- Origin: United Kingdom
- Genres: Pop
- Years active: 2013–present
- Members: Aimie Atkinson; Helen Wint; Rhiannon Porter;
- Website: goldstonelive.com

= Goldstone (band) =

British girl group

Goldstone are a British contemporary girl group formed in 2013, consisting of three members from music and stage backgrounds: Aimie Atkinson (creative director), Helen Wint, and Rhiannnon Porter. Aimie and Helen met whilst with the Dirty Dancing theatre show and formed the group through their love of pop music.

==Career==
===2018: Eurovision: You Decide===
Goldstone were 2018 contestants in Eurovision: You Decide, in a bid to represent the United Kingdom in the Eurovision Song Contest 2018. This was the result of three months of auditions at the BBC's London headquarters, which whittled the contestants down to six finalists.

They performed their pop song, "I Feel The Love" by Eric Lumiere, Joakim Buddee, Laura White and Roel Rats but in the end they lost to SuRie. Despite this, the band members were upbeat and positive about the experience performing at the event.

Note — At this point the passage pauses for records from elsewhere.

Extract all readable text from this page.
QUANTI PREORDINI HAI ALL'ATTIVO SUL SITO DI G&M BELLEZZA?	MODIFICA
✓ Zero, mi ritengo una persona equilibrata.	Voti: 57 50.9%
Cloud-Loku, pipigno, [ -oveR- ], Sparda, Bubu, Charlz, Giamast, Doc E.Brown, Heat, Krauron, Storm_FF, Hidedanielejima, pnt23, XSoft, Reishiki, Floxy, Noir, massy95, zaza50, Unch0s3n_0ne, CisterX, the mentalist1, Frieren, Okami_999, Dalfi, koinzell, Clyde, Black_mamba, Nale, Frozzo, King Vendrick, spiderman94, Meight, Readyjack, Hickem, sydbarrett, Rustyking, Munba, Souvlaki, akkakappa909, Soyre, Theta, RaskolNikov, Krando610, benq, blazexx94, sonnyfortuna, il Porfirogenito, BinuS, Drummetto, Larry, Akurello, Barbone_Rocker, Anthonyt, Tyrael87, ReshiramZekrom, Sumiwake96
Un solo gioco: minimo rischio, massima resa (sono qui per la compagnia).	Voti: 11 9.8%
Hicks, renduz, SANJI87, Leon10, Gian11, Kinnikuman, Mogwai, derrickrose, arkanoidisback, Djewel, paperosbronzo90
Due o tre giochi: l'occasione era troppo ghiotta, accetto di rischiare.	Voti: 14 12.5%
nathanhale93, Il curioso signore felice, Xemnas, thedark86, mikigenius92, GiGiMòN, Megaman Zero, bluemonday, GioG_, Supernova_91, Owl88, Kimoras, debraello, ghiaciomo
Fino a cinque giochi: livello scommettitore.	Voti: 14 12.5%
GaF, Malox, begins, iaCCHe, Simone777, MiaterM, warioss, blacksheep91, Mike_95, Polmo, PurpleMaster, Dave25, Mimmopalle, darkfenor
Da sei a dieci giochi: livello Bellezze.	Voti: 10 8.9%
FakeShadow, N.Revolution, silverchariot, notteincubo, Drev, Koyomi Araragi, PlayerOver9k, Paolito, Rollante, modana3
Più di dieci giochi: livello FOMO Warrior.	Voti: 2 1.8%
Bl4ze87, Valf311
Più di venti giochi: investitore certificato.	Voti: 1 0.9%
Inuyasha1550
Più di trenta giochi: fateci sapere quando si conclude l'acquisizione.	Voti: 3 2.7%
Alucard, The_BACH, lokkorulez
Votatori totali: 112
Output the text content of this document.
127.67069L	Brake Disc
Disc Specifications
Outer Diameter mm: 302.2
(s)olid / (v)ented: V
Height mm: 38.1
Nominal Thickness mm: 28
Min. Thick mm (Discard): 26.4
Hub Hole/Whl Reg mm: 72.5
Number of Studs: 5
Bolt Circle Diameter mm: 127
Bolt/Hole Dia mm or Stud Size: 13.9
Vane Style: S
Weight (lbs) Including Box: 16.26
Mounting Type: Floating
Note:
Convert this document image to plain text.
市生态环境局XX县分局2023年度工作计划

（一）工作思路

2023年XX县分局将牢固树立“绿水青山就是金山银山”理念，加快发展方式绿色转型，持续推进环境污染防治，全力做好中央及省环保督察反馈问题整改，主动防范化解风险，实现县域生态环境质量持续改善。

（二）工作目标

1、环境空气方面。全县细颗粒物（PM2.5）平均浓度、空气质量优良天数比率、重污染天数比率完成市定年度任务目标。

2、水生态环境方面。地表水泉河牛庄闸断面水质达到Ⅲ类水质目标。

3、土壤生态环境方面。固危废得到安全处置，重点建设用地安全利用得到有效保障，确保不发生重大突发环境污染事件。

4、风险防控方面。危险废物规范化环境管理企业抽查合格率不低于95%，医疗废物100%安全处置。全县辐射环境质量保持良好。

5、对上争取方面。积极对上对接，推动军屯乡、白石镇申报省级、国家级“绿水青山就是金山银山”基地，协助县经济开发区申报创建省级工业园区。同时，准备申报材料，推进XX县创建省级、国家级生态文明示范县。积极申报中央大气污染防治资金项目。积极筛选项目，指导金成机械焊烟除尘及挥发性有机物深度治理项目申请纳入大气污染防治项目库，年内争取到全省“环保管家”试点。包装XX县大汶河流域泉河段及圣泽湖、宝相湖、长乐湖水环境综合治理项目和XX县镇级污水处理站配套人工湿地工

===2018: Voice of Astana winners===
Goldstone were 2018 winners of The Voice of Astana, held in Kazakhstan.

==Other endeavours==
In 2017, Atkinson played Katherine Howard in the Original West End cast of SIX the musical in 2019 and would go on to form a seven piece girl group called SVN in 2021 with six other members of this cast: Millie O'Connell, Natalie May Paris, Alexia McIntosh, Jarnéia Richard-Noel, Maiya Quansah-Breed, and their original dance captain, Grace Mouat. In 2022, the group released a number of singles such as "Woman" and "Free". In 2020, she dominated the West End with the main role of Vivian Ward in the UK production of Pretty Woman: The Musical. Despite all this, Aimie continues to remain close to her Goldstone band members.